Mehr als ein Kostenvorteil

Der Mehrwert der Robotiktechnologie geht weit über eine blosse Reduktion der Arbeitskosten hinaus. Die Robotik ist Teil einer Welle neuer Technologien wie der 3-D-Druck oder das Industrial Internet of Things (IIoT). Diese bergen neuartige Möglichkeiten für die Herstellung, Echtzeitüberwachung der Maschinenleistung und präventive Wartung. Kombiniert mit anderen Technologien führt die Robotik zu einem neuen Wertgefüge, das die Produktion von qualitativ hochwertigeren Produkten mit innovativeren Designs, kürzeren Beschaffungszyklen, mehr Flexibilität («Just-in-time»-Montage) und massgeschneiderten Lösungen («Lot-of-1»-Produktion) umfasst.
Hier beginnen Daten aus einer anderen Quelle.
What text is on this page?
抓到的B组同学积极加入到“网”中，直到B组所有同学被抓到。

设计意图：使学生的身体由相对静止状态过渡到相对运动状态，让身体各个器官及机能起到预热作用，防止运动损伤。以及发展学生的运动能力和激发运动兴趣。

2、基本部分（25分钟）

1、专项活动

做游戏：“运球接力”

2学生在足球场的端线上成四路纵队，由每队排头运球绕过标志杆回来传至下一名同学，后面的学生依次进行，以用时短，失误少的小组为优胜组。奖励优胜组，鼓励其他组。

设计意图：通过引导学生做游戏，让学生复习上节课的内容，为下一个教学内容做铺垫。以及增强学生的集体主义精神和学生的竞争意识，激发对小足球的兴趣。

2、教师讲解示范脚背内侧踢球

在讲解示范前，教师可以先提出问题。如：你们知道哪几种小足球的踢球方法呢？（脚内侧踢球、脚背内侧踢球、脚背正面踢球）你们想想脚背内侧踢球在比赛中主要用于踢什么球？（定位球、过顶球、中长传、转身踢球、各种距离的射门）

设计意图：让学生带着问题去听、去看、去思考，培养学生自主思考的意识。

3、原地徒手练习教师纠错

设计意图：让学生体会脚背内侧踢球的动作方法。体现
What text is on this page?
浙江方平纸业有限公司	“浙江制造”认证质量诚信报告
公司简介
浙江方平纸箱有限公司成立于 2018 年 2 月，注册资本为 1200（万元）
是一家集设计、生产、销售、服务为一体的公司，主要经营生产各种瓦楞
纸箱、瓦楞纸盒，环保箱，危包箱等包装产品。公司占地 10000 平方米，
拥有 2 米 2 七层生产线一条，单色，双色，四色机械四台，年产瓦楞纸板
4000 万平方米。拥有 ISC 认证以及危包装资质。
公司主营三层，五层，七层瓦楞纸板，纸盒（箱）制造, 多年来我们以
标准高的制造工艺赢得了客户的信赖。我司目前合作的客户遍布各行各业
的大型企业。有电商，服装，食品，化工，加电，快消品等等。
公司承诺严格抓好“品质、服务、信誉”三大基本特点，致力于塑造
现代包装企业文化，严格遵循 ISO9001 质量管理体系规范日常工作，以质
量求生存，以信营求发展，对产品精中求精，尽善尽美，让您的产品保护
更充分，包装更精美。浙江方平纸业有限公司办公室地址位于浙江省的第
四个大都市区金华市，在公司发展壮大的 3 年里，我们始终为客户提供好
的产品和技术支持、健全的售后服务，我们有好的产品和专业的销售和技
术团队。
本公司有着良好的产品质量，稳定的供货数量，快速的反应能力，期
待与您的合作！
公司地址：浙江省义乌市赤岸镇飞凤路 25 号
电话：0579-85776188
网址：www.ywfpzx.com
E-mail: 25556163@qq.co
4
Smart Factory – die moderne Art der Fertigung

Intelligente Fabriken – auch Smart Factorys genannt – vernetzen und optimieren Maschinen, Material, Arbeiter und Arbeitsabläufe, um die Produktivität zu steigern und Fehler zu eliminieren. Im Mittelpunkt steht die Zusammenarbeit von Mensch und Maschine. So setzen erfolgreiche Unternehmen Cobots ein, um schnelleres Arbeiten der Arbeitskräfte und schlankere Prozesse zu erreichen. Vor diesem Hintergrund gewinnen Kundenzentrierung und regionale Herstellung («Local for Local») an Bedeutung. Das Arbeitsumfeld in einer Smart Factory wird sich radikal verändern. Es müssen nämlich nicht nur neue Technologien implementiert, sondern auch Arbeitskräfte mit digitalen Fähigkeiten gesucht, eingestellt sowie aus- und weitergebildet werden.

Ein Blick auf den Werkplatz Schweiz

Die Schweiz blickt auf eine lange Tradition der Industrialisierung zurück, man denke nur an die Textilindustrie. Sie hat erste Schritte der Automatisierung lange vor anderen Ländern vollzogen – und schon damals gab es Bedenken, dass Arbeitsplätze verloren gehen könnten.

Heute steht der Werkplatz Schweiz in der Industrierobotik gleichauf mit anderen europäischen Ländern. Neue Automatisierungstechnologien werden gerade erst implementiert, befinden sich aber noch in den Kinderschuhen. Interessanterweise kommt das Konzept der Cobots der Schweizer Unternehmenskultur entgegen.

Warum sich der Cobot lohnt

Cobots sind berührungsempfindlich und darum keine Gefahr für den Menschen, wenn sie ohne Gitterschutz mit diesen zusammenarbeiten. Im Gegenteil, ein Cobot geht seinem Arbeitskollegen assistierend zur Hand oder nimmt ihm schwere Arbeiten, zum Beispiel das Heben von Gewichten, ab. Das macht die menschliche Arbeitskraft flexibler und frei, an einer anderen Stelle der Wertschöpfung seinen Beitrag zu leisten. Werden Cobots mit künstlicher Intelligenz bestückt, sodass sie aus Erfahrungen lernen und sich weiterentwickeln können, ermöglichen sie den menschlichen Arbeitskräften höher qualifizierte Arbeiten und damit mehr Flexibilität und einen weiteren Produktivitätsgewinn.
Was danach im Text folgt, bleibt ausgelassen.